Willette explained that in 2001, a smaller-than-average number of fry were counted leaving for the ocean. Because 5-year-old salmon make up the majority of the run, he was led to make a prediction that calls for a return of approximately 3.6 million sockeye.

The biggest factor in predicting run strength has to do with fry counts made when juvenile salmon leave freshwater for the open ocean. These counts are done by biologists, and the numbers fed into complex models that give biologists an idea of how many of those fish will live long enough to return and spawn as adults.

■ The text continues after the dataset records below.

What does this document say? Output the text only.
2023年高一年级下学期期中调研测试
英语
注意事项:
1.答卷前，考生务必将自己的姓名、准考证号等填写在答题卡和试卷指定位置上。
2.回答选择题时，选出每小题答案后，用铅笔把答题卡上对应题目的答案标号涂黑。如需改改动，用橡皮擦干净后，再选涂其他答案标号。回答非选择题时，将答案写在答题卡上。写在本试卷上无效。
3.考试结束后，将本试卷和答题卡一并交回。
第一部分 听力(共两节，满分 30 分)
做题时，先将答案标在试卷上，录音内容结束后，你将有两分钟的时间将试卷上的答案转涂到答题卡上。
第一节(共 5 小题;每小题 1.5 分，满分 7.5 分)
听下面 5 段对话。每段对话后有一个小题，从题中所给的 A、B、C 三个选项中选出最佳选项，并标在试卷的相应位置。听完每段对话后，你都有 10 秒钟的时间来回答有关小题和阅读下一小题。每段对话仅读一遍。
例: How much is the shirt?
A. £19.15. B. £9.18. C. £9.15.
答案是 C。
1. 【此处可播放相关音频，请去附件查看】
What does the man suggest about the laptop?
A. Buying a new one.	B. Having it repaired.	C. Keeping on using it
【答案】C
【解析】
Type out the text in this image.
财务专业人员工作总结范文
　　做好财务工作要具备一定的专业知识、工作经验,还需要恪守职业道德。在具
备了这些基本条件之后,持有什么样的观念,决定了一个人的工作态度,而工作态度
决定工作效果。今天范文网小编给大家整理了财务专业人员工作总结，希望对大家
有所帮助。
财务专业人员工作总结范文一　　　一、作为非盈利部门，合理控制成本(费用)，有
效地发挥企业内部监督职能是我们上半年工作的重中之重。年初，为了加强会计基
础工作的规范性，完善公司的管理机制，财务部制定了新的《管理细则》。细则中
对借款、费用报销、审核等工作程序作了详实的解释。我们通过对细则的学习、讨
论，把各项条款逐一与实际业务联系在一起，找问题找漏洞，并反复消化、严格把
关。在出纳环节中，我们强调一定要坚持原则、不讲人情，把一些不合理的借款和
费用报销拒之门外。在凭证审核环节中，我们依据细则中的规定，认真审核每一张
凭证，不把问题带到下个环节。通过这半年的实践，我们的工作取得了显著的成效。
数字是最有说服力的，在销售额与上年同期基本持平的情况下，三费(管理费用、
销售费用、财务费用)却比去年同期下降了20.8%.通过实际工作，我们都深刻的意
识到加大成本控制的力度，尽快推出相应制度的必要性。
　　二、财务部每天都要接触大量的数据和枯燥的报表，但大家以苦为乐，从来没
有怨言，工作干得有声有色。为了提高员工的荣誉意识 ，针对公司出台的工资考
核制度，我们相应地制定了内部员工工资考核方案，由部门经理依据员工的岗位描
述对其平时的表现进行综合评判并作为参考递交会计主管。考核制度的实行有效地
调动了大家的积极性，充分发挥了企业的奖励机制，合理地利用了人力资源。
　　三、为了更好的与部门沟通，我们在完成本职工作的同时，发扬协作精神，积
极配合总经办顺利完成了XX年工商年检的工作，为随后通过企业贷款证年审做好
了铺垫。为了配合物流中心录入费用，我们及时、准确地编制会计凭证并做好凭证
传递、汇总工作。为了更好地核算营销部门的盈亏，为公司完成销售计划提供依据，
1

Predictions relating to how many salmon will return are only guides and not an absolute guarantee of how many fish will, in fact, return. In 2005, for example, Willette estimated a return of 3.3 million sockeye to the Kenai River and a commercial harvest of 4.1 million sockeye in Upper Cook Inlet. Those numbers turned out to be on the low side, as more than 5 million sockeye streamed back to the Kenai, with commercial fishermen harvesting more than 5 million — their third-largest harvest on record.

Willette said last year’s run likely reflected good survival rates for fish in the open ocean.

“It appears marine survival has been above average for the last few years,” he said.

Whether favorable conditions on the ocean will again lead to a larger-than-expected return of salmon this year won’t be known until sockeye hit the inlet next summer. For now, Fish and Game is sticking with the numbers Willette has crunched, numbers that show a below-average return for the summer of 2006.

Matt Tunseth is a freelance writer who lives in Kenai.